Making things worse is Canada’s slow vaccine rollout, which could hurt reservations for the peak summer season. The country has administered just 3.1 doses per 100 people, versus 14 per 100 in the U.S., according to the Bloomberg Vaccine Tracker.

Analysts expect an 80 per cent decline in revenue when Air Canada reports fourth-quarter earnings on Friday. A key metric to watch is how much cash the company anticipates it will burn, after an expected $12 million to $14 million a day in the fourth quarter.

Air Canada has built up enough liquidity to hunker down for several more quarters. National Bank Financial analyst Cameron Doerksen estimates that the airline ended 2020 with about $8.2 billion in cash and will hit a low of $4.1 billion in the first quarter of 2022.

That kind of cushion helped Air Canada stay away from an emergency loan program for large businesses, which comes at a high cost and has been tapped by only one small airline so far.
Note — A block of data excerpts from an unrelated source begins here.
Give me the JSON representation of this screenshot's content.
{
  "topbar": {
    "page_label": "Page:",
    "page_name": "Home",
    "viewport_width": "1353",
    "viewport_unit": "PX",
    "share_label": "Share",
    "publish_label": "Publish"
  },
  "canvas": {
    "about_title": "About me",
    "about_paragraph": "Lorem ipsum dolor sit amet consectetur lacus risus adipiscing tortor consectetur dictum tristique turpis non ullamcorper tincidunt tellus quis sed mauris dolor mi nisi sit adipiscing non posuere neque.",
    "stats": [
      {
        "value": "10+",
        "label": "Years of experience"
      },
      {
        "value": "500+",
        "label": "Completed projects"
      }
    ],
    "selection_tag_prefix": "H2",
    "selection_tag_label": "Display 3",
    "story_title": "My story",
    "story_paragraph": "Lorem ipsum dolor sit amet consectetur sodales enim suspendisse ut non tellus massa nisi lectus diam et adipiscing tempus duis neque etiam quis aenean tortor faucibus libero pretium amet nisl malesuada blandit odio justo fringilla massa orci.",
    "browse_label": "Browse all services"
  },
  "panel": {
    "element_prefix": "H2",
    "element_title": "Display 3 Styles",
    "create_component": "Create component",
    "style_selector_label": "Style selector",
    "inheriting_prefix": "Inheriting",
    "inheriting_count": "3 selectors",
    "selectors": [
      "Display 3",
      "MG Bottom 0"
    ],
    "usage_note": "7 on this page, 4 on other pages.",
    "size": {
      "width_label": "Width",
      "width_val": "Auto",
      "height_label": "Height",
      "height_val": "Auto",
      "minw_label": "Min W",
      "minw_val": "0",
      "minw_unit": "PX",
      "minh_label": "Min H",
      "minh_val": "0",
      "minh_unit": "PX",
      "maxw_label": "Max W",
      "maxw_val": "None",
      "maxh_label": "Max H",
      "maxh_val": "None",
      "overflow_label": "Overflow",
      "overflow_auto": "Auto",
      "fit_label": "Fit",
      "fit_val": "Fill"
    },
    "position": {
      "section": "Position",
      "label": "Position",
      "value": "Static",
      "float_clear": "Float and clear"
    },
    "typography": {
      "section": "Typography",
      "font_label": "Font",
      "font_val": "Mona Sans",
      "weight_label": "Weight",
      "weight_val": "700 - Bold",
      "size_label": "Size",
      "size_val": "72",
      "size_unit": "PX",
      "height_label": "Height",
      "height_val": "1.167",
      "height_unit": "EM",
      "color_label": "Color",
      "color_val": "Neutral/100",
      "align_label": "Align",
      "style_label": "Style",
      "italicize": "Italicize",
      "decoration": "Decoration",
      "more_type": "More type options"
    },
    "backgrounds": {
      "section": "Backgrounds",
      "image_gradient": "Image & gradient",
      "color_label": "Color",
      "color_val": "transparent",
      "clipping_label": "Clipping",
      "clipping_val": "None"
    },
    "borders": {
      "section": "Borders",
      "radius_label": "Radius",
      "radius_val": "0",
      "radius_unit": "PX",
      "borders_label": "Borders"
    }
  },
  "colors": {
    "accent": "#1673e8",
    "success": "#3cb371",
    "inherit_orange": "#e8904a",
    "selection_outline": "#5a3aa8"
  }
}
Air Canada has received some help from Ottawa in the form of a federal wage subsidy program, which helped reduce operating expenses by a net $391 million for the first nine months of 2020, filings show.

Aid With Strings

Trudeau and his ministers have pledged to support the airline industry, but additional funding will probably come with conditions.

The government’s priorities are to ensure airlines give refunds for canceled flights, reinstate suspended regional routes in Canada and protect jobs, Katherine Cuplinskas, a spokeswoman for Finance Minister Chrystia Freeland, said by email.

The government is right to not “mindlessly bail out” the industry, said Ambarish Chandra, a professor of economic analysis and policy at the University of Toronto’s Rotman School of Management. It could also take an equity stake, like Germany and other nations did with some of their airlines, he said. Rovinescu has said he opposes such aid.

“Air Canada has deep pockets, very profitable routes, it has a very strong brand name,” Chandra said. “If they really want a bailout, they should give the government something in return.”